0

I have an element a to which I want to set a color. The rule should also work when hovered. I can do

  a {
    color: #color;
    &:hover {
      color: #color;
    }
  }

And it works fine, but I was wondering if there is a way to do it without repeating the color rule.

2
  • The problem is that browsers has default a-tag styles on hover. So you should re-declare them to make it work properly. Of course, you can use !important, but it is a bad practise to overuse it. Commented Aug 28, 2019 at 7:38
  • @KyrylStronko, that's not really the question. I was just wondering how to rewrite the rule I have above. The code does work. Commented Aug 28, 2019 at 7:41

2 Answers 2

5

You can use the ampersand alone to apply the rule to the parent:

a {
  &, &:hover {
   color: #color;
  }
}
1
  • 1
    Yes this is what I want! Thanks! Commented Aug 28, 2019 at 7:43
-1

It's not entirely clear for me what you are asking because you really should have a different style for :hover than for normal elements. Standard behaviour is that link's get underlined on hover but the color shouldn't change. So if you want to change the color on hover then no, there is no way to not repeat the color. If you want to have the same color then you have this functionality "out of the box" unless you changed it somewhere in your previous CSS. In that case you can remove it from there and not have to declare it twice.

 a, a:hover {
    color: #color;
  }

would be the easiest way to specify it both at once I think.

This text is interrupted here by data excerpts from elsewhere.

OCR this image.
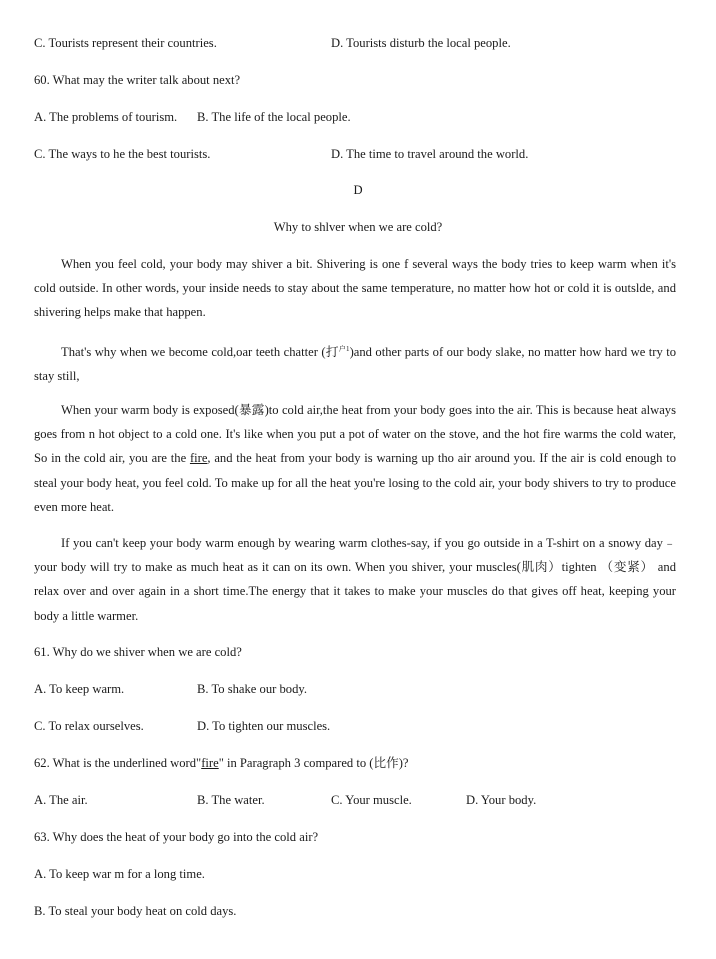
C. Tourists represent their countries.	D. Tourists disturb the local people.
60. What may the writer talk about next?
A. The problems of tourism. B. The life of the local people.
C. The ways to he the best tourists.	D. The time to travel around the world.
D
Why to shlver when we are cold?

When you feel cold, your body may shiver a bit. Shivering is one f several ways the body tries to keep warm when it's cold outside. In other words, your inside needs to stay about the same temperature, no matter how hot or cold it is outslde, and shivering helps make that happen.

That's why when we become cold,oar teeth chatter (打$^{户1}$)and other parts of our body slake, no matter how hard we try to stay still,

When your warm body is exposed(暴露)to cold air,the heat from your body goes into the air. This is because heat always goes from n hot object to a cold one. It's like when you put a pot of water on the stove, and the hot fire warms the cold water, So in the cold air, you are the fire, and the heat from your body is warning up tho air around you. If the air is cold enough to steal your body heat, you feel cold. To make up for all the heat you're losing to the cold air, your body shivers to try to produce even more heat.

If you can't keep your body warm enough by wearing warm clothes-say, if you go outside in a T-shirt on a snowy day﹣your body will try to make as much heat as it can on its own. When you shiver, your muscles(肌肉）tighten （变紧） and relax over and over again in a short time.The energy that it takes to make your muscles do that gives off heat, keeping your body a little warmer.

61. Why do we shiver when we are cold?
A. To keep warm.	B. To shake our body.
C. To relax ourselves.	D. To tighten our muscles.
62. What is the underlined word"fire" in Paragraph 3 compared to (比作)?
A. The air.	B. The water.	C. Your muscle.	D. Your body.
63. Why does the heat of your body go into the cold air?
A. To keep war m for a long time.
B. To steal your body heat on cold days.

This is valid SASS code, nothing stops you from doing it like this in SASS. Of course you can make your life more complicated and add some nestings but what would the benefit of this be?

5
  • Thanks for the answer! What I wanted is just a simplified SASS way to do it! Commented Aug 28, 2019 at 7:43
  • this is not question related answer
    – channasmcs
    Commented Aug 28, 2019 at 7:43
  • this is a question related answer, i expaned on my answer to state that this is valid SASS Code. Of course you can also do it like in the other answer but why would anyone want to do this? It's not easily read- and/or maintainable.
    – cloned
    Commented Aug 28, 2019 at 7:57
  • @cloned What if OP want to add some specific rules to a? Using nesting instead of redeclaring a selector is perfectly maintainable.
    – Arkellys
    Commented Aug 28, 2019 at 8:01
  • I agree, nesting is perfectly maintainable. But only use it when necessar, you can adapt my rules and add nesting, but in the original question it was just about changing color. It still doesn't really make sense for me to define color twice since it doesn't get changed when you hover something. That's why i wrote to check the previous css if this is setting some rule they don't need.